In his first public address after being appointed the BJP’s prime ministerial candidate, Narendra Modi on Sunday launched a blistering attack on the Union government for the killings of Indian soldiers by Pakistan. The Gujarat CM said Pakistan was challenging us at the border not because our soldiers are weak, but because of the problems in Delhi.
“We need to change the government in Delhi as the solution lies in the hands of the Centre. We need a strong, patriotic government in Delhi to ensure the safety of our soldiers and sovereignty of our country,” Modi told the massive gathering of ex-servicemen in Rewari, Haryana. Former army chief General VK Singh was present on the dais.
Invoking former PM Atal Bihari Vajpayee, Modi urged Pakistan to shun its anti-India attitude, saying terrorism has not helped anyone in the last 60 years. “Try it for 10 years and trust me, Pakistan will prosper if it does not allow terrorists to operate there,” Modi said while stressing that Vajpayee’s policies ensured peace between the two countries.
“Terrorism affects everyone. We can’t deal with it selectively.
Pakistan now has a democratic government and it was hoped that it would walk on the path of peace. But the way our soldiers were killed, it doesn’t look like Pakistan wants peace,” the BJP’s prime ministerial candidate said. “If we all fight against poverty, illiteracy, backwardness together, this land of Mahatma Gandhi will prosper.”
General VK Singh admitted that our defence policy was weak.
“Defence doesn’t seem to be taken seriously in this nation. If this nation has to be strengthened, the soldier must be respected,” the former army chief said. Saluting the jawans, he said no other country has soldiers who are better and braver than the ones India has. “Our officers, too, are ready to lay down their lives.”
Talking about the welfare of ex-servicemen, Modi demanded a white paper on ‘one rank, one pension for soldiers’. He told the ex-servicemen that had Vajpayee’s government returned to power in 2004, this would not have remained a problem to date as a solution had been found keeping all stakeholders in mind.
Highlighting the vacancies in the armed forces, Modi spoke about the insult meted out to soldiers.
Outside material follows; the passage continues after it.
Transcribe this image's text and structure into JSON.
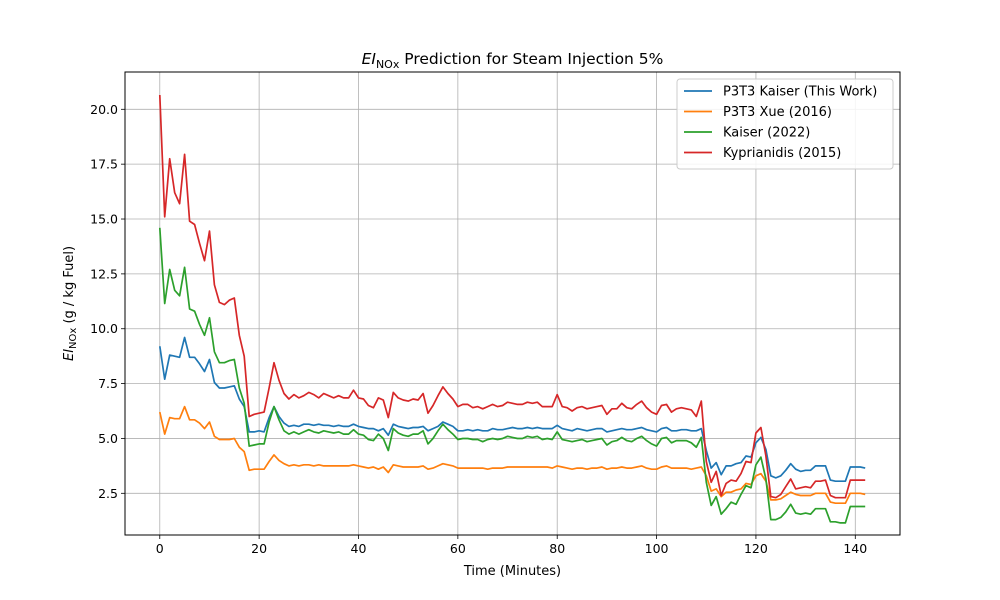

He did not name the minister in Nitish Kumar’s government who had said that soldiers join the armed forces to die for the country, but said it was because of such insults that youngsters don’t want to join the army.
“We need to change that,” Modi said while warning about the possibility of a cyber war. “We will need soldiers and youth who can participate in this new-age war. The government in Delhi will have to be prepared for this.”
Modi also spoke about the need to make defence procurement self-reliant. “Even small parts for weapons are exported. We need to become self-reliant when it comes to creating our weapons. We need education, skills and engineers for this. We should dream of exporting our own weapons,” he said.
Slamming the United Nations, he said the UNO has been formed to prevent World War III, but more countries are suffering from the new-age proxy war. “More soldiers have died to terrorists and Maoists in India than fighting at the border in recent times.
War has changed its colour and strategy; now, there will be no more war at the borders. Enemies try to fight proxy wars and the name of that war is terrorism, and Maoism,” Modi explained.
Terming the constitutional right of voting as the biggest gift to 18year olds, he said: “If you want a strong nation, strong government in Delhi, make sure you are registered to vote if you are aged above 18.
Help people who are over 18 to become registered voters.”Slamming vote-bank politics to appease a section of society, the BJP leader said society has been divided into many sections. “The so-called secular leaders who want to learn secularism should learn it from our soldiers, who work together for our nation,” he said.
Modi alleged that the Union government tried to divide the army on the basis of religion. “We will not let the army be divided on the grounds of religion,” he said, referring to the Sachar Committee report.